With the use of satellite imagery, archaeologists claim to have identified a site at Point Rosee in Newfoundland, Canada, that could probably be the first new Viking site discovered in North America in the past over five decades.

Archaeologists believe the newly discovered site has the potential to rewrite history, particularly the portion before the time of Christopher Columbus when Europeans explored North America.

Prior to this, it was in the 1960s that the only other Viking site in North America was found at L’Anse Aux Meadows on the northern tip of Newfoundland, about 300 miles from Point Rosee.

The archaeologists based their investigation—it will feature in Vikings Unearthed, a special of PBS’s NOVA science series, co-produced with the BBC—on satellite imagery, magnetometer surveys, and a preliminary excavation of the site, located in southern Newfoundland.
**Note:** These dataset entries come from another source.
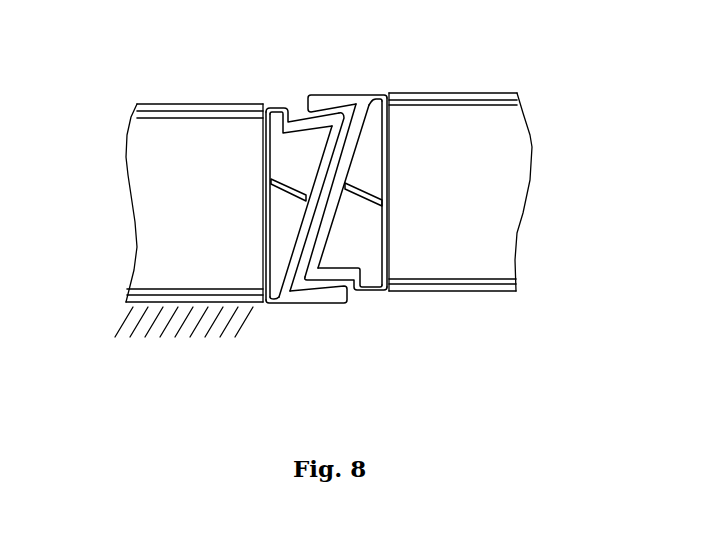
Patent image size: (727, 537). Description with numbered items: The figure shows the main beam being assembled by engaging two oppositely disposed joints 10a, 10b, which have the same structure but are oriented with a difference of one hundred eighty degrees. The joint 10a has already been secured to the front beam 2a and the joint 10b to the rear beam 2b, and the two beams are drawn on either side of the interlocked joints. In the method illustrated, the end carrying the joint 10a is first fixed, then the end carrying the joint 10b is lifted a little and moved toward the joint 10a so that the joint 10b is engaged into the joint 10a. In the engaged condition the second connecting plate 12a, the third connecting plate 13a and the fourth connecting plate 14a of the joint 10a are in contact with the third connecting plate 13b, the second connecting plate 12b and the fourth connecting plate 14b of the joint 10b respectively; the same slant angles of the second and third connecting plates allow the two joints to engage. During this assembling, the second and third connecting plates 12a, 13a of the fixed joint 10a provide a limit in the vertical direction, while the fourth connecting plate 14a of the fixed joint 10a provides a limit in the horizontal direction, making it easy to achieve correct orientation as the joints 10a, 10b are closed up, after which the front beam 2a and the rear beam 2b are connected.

The front beam 2a is at (157, 237).
The rear beam 2b is at (493, 265).
The joint 10a is at (335, 207).
The joint 10b is at (335, 194).
The second connecting plate 12a is at (298, 125).
The second connecting plate 12b is at (352, 288).
The third connecting plate 13a is at (305, 297).
The third connecting plate 13b is at (343, 96).
The fourth connecting plate 14a is at (303, 244).
The fourth connecting plate 14b is at (357, 148).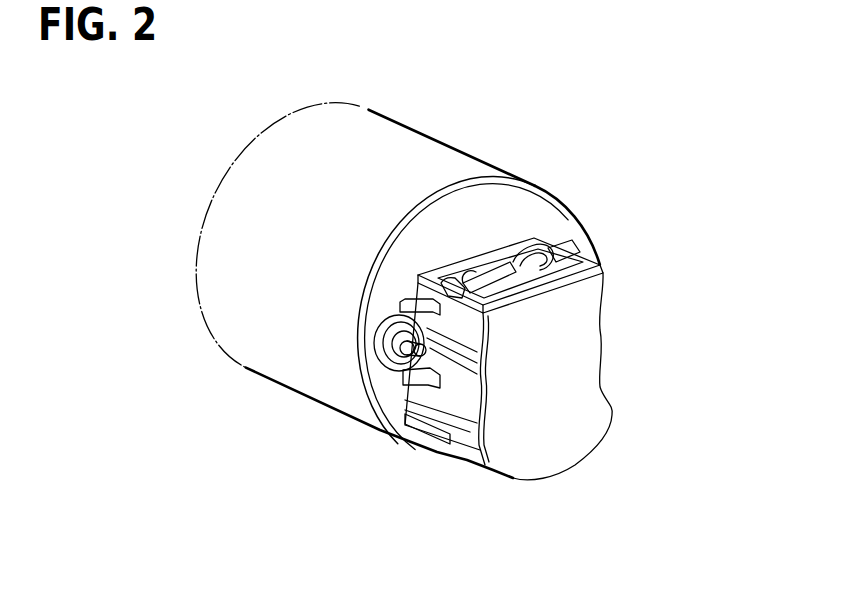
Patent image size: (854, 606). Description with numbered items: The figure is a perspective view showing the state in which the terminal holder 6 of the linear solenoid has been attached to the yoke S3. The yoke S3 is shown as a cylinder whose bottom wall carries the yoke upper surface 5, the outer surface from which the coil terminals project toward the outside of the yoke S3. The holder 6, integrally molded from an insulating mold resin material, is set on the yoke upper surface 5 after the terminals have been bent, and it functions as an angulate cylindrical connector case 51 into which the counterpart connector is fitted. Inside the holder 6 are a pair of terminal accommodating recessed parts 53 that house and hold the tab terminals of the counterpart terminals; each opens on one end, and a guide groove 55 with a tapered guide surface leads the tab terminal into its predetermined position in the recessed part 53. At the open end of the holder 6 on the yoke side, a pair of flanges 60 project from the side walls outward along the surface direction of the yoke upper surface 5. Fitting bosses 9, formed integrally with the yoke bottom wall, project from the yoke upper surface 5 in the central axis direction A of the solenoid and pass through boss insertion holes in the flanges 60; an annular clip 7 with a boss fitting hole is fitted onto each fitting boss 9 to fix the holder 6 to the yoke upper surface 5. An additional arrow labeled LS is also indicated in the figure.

A team led by American archaeologist Sarah Parcak made the discovery through cameras installed some 400 miles above the Earth. Besides Parcak, the project had co-director Gregory Mumford, an associate professor at the University of Alabama at Birmingham and Frederick Schwarz, of Black Spruce Heritage Services; Douglas Bolender, an archeologist at the University of Massachusetts, Boston, and historian Dan Snow.

“This is going to take years of careful excavation, and it's going to be controversial”, Parcak says. Emphasizing that the finding may, in fact, bring forth more queries than answers, the US archaeologist says but that is what new discoveries are meant to do.

Experts in the field are now expected to conduct further excavation and analysis of the site. “If confirmed as Norse by further research, the site will show that the Vikings travelled much farther in North America than previously known, pushing the boundary of their explorations over 300 miles to the southwest [of L’Anse Aux Meadows]”, explained NOVA, in its press release.